ACM/IEEE Third International Conference on Cyber-Physical Systems, Beijing, China on April 17 - 19, 2012.

Abstract:

Wireless Networked Control Systems (NCS) are
increasingly deployed to monitor and control Cyber-Physical
Systems (CPS). To achieve and maintain a desirable level of
performance, NCS face significant challenges posed by the
scarce wireless resource and network dynamics. We consider
NCS consisting of multiple physical plant and digital controller
pairs communicating over a multi-hop wireless network. The
control objective is for the plants to follow the reference
trajectories provided by the controllers. This paper presents
a novel optimization formulation for minimizing the tracking
error introduced due to discretization and packet delays and
losses. The optimization problem maximizes a utility function
that characterizes the relationship between the sampling rate
and the capability of disturbance rejection of the control system.

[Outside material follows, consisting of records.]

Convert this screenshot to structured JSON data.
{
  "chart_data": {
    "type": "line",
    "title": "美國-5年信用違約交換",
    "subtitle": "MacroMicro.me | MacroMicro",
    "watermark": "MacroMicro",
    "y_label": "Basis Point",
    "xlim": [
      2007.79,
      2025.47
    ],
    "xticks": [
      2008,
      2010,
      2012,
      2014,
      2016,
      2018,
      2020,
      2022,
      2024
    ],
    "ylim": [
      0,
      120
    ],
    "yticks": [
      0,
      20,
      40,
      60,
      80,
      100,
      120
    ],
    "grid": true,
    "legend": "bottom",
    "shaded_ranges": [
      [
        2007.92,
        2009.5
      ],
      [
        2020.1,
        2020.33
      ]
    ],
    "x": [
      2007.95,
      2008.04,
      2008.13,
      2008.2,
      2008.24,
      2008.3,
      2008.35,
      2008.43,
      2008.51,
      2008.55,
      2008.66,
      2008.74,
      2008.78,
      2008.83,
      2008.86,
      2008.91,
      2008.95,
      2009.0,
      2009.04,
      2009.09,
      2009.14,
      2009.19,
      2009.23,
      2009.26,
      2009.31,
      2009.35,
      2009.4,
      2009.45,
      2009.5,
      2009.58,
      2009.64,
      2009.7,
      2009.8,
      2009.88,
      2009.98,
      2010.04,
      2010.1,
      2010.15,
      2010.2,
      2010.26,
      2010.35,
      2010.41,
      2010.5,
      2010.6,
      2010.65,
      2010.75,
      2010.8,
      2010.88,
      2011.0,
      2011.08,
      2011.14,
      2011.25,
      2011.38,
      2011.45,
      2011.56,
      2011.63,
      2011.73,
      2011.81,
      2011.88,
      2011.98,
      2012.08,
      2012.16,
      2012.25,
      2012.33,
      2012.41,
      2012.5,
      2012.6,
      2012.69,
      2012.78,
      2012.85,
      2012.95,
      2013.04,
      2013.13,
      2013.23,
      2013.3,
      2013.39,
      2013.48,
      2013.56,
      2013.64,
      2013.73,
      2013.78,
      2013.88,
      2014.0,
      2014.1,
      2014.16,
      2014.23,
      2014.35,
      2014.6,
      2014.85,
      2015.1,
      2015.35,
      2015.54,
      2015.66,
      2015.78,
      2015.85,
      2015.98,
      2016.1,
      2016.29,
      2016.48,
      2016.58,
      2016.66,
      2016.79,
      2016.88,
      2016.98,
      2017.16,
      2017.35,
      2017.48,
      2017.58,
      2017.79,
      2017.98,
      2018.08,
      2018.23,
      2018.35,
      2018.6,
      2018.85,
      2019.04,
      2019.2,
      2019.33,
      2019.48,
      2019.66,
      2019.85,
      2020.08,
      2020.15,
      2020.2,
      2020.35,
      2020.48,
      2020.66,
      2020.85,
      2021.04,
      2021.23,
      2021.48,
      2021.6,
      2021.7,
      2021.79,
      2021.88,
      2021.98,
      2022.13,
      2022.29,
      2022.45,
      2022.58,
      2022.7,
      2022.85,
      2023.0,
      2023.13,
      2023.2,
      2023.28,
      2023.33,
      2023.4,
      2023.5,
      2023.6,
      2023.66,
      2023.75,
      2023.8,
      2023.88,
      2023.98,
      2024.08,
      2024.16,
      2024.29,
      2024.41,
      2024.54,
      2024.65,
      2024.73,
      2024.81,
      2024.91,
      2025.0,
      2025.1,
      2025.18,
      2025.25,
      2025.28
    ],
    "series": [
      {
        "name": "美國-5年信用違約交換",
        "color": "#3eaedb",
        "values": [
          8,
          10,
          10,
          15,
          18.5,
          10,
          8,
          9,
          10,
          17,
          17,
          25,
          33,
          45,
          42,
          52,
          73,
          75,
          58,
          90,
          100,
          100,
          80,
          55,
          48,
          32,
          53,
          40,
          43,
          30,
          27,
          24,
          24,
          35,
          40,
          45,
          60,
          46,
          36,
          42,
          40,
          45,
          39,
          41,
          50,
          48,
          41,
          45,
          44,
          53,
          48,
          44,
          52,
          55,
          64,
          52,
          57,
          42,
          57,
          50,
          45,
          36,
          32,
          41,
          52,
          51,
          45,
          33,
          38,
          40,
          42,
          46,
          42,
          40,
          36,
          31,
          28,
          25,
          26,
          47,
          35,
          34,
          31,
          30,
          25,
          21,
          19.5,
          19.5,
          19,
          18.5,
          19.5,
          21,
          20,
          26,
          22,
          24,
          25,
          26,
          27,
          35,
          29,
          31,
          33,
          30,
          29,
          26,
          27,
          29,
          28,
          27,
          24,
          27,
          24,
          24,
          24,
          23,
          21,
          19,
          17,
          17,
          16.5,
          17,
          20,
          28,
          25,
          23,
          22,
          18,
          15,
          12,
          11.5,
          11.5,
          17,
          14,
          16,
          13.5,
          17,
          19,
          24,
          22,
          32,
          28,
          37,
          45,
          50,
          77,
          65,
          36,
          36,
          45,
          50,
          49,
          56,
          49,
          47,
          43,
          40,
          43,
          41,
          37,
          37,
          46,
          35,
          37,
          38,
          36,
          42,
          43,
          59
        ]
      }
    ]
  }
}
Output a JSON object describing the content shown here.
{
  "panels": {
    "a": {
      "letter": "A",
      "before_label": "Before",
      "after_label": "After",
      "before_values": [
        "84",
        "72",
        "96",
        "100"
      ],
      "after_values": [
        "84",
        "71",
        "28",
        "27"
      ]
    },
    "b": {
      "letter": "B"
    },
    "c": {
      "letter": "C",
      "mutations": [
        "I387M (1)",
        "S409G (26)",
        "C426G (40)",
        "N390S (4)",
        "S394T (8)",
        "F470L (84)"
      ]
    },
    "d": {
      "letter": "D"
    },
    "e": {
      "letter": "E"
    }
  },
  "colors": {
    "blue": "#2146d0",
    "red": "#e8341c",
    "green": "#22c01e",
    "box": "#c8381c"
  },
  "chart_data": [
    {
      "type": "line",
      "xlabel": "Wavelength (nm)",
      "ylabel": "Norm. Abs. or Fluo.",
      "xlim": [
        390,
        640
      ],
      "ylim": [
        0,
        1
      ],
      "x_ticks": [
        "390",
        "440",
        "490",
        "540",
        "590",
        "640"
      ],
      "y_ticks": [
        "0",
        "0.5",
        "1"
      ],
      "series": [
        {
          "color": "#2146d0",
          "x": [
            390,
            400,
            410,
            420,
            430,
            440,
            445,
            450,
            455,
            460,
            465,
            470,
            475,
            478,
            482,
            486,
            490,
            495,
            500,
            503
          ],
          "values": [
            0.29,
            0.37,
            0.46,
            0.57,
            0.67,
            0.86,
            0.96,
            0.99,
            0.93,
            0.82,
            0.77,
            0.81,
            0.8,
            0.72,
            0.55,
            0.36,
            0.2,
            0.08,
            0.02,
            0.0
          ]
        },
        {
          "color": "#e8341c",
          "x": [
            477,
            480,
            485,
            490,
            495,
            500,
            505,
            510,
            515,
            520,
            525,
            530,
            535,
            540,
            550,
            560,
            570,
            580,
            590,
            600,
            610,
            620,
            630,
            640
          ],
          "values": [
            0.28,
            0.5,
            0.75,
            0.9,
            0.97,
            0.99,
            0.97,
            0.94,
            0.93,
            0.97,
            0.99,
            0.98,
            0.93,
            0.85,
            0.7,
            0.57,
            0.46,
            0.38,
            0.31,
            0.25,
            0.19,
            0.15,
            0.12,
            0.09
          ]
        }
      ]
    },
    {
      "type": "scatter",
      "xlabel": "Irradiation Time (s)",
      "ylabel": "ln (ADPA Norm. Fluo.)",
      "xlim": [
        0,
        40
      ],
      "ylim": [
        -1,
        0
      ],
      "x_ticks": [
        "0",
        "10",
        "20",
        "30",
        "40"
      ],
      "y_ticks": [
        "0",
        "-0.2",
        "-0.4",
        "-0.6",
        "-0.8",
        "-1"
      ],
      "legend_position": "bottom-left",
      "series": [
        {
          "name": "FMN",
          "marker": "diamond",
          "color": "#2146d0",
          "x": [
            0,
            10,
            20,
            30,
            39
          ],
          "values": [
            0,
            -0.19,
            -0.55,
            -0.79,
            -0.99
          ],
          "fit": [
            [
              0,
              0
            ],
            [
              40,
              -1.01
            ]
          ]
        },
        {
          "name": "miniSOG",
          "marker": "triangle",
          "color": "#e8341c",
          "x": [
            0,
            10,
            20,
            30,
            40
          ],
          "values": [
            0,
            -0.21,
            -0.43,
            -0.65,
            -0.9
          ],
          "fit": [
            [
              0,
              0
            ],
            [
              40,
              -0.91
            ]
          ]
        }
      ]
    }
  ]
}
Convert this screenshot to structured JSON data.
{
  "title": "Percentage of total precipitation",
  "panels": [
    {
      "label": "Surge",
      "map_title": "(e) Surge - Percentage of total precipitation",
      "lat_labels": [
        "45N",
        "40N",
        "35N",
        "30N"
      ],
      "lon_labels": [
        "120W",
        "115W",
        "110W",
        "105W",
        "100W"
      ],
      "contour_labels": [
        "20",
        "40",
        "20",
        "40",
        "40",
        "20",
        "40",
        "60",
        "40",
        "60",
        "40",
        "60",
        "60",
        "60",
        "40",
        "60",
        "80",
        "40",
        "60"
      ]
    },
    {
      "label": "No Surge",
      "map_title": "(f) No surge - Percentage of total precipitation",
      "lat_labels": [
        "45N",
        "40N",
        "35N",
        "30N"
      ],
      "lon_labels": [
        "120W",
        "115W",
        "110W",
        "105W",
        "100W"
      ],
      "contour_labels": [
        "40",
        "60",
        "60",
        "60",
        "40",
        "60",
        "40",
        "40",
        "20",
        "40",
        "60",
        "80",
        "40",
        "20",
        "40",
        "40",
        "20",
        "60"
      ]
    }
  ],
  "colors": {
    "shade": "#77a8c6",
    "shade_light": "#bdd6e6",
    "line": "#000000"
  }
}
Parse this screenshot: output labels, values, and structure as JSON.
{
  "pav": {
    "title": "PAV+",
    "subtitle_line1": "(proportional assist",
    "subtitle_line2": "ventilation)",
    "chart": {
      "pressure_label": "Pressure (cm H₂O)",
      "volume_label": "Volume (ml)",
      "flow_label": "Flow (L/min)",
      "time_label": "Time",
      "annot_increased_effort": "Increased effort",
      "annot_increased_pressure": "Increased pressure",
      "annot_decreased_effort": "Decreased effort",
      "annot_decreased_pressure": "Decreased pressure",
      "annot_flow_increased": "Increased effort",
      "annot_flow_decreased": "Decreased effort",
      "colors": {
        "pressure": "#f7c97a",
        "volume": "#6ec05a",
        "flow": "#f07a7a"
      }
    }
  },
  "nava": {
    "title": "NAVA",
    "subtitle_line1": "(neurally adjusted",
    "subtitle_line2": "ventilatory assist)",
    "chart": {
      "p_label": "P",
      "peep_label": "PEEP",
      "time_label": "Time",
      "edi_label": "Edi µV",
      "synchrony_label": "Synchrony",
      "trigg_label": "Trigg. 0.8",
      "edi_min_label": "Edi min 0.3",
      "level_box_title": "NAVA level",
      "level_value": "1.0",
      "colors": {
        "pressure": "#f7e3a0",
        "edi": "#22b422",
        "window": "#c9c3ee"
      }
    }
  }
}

The constraints represent the wireless network capacity and the
end-to-end delay requirements. The solution to this optimization
problem leads to a joint design of sampling rate adaptation
and network scheduling, which can be naturally deployed over
the existing layered networking systems. Based on a passivitybased
control framework, we show that the proposed cross-layer
design can achieve both stability and performance optimality.
Simulation studies conducted in an integrated simulation environment
consisting of Matlab/Simulink and ns-2 demonstrate
that our algorithm is able to provide agile and stable sampling
rate adaptation and achieve optimal NCS performance.